Mayor Michelle Wu announced the continuation of the program on February 24, 2022, indicating that the application process was open for restaurants looking to use public spaces for outdoor dining this spring, summer, and fall. The outdoor dining season will begin on April 1, the announcement said, except in the North End, where the program was “currently undergoing a community review ... as special considerations are needed due to the density of restaurants in the neighborhood.”
In summer 2020, the neighborhood’s restaurants were called before the city’s licensing board for a reprimand regarding a lack of adherence to outdoor dining rules; North End residents had lodged various complaints about the lack of social distancing, the noise, and tobacco smoke coming from the patios. Space was an issue as well, with patios and waiting diners spilling into the neighborhood’s narrow, mostly one-way streets, snarling traffic.
As a result, for the 2021 season, North End restaurants had to start their outdoor dining season a little later than everyone else and end it a month early. Now, for the 2022 season, the neighborhood is facing an even tighter schedule and extra fees that the rest of the city’s neighborhoods are not: North End restaurants must pay a $7,500 application fee for 2022 outdoor dining, and their season will only last from May 1 through September 5 or 30 (“depending on compliance”). Restaurants in other neighborhoods can serve diners outdoors from April 1 through sometime in December (the exact date has not yet been determined.) The fee is in addition to the $458 a month each restaurant much pay for each parking spot that their outdoor dining area takes up, with most restaurants using at least two spaces.
The fees will reportedly go toward offsetting issues in the neighborhood such as trash displacement, rodent control, and traffic jams.

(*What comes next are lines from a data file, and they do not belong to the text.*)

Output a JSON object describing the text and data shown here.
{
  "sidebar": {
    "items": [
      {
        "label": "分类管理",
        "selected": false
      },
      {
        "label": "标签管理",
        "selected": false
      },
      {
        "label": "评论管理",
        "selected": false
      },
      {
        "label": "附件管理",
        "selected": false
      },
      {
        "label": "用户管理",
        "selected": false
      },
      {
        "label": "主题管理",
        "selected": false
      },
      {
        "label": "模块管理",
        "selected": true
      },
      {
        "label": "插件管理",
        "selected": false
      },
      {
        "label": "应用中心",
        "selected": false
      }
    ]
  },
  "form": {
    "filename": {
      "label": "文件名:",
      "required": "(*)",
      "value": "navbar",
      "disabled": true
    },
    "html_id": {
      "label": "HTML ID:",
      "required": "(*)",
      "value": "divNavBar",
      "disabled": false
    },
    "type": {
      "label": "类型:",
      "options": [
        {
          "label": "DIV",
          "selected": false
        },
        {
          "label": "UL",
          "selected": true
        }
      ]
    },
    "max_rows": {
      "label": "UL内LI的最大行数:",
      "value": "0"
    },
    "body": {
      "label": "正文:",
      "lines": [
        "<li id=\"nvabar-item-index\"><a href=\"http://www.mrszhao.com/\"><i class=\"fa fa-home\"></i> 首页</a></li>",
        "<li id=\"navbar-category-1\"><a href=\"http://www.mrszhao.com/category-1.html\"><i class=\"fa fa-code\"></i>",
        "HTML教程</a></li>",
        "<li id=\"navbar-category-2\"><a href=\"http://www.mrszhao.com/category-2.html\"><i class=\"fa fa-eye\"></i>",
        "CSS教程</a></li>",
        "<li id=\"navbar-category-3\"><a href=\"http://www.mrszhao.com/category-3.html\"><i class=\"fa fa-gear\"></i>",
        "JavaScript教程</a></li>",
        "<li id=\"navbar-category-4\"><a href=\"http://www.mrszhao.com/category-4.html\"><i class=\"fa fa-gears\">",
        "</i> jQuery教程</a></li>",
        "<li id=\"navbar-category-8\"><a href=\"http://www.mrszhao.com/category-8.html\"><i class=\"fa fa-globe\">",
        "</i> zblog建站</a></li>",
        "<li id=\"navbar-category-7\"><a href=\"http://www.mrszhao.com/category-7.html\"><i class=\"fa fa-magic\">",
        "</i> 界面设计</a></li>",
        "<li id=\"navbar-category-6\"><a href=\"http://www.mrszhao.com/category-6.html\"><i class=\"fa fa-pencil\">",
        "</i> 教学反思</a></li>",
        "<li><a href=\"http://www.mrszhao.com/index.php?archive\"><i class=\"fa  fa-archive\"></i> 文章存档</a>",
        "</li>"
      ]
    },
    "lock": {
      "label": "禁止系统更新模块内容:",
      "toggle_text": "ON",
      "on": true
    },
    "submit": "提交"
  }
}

A number of North End restaurant owners reportedly met with an attorney this week to discuss the possibility of filing a lawsuit against the city. Meanwhile, restaurants from the neighborhood have been sharing an open letter to social media, which reads in part:
‘We the People’, of the ‘North End Restaurant Community’, are shocked and dismayed by the harsh requirements, exorbitant fees, and obvious discrimination being imposed on us by Mayor Michelle Wu and the City of Boston ... The North End of Boston is one of the oldest, most historic, and most popular and loved areas in the entire City. People come from across the country and the globe to visit and experience the rich culture and history ... Therefore, having outdoor dining adds to cultural experience of the many tourists who will visit Boston.
The letter, which restaurant owners also sent directly to Wu’s office, goes on to note that the expected North End tourists will “undoubtedly enrich the economy” of businesses in other parts of Boston, but the North End’s “reward” for that is the outdoor dining fee. “Why just us?” asks the letter, which closes by requesting the removal of the fee and the extension of the schedule to September 30, “without restrictions such as ‘good behavior.’”
Attributed to “the North End Restaurant Community,” the letter has been posted by restaurants including Caffe Dello Sport, Carmelina’s, Arya Trattoria, Terramia Ristorante, Table, Monica’s, and more.
Wu has defended the fee, citing a need to treat the neighborhood differently due to its density and residents’ quality of life.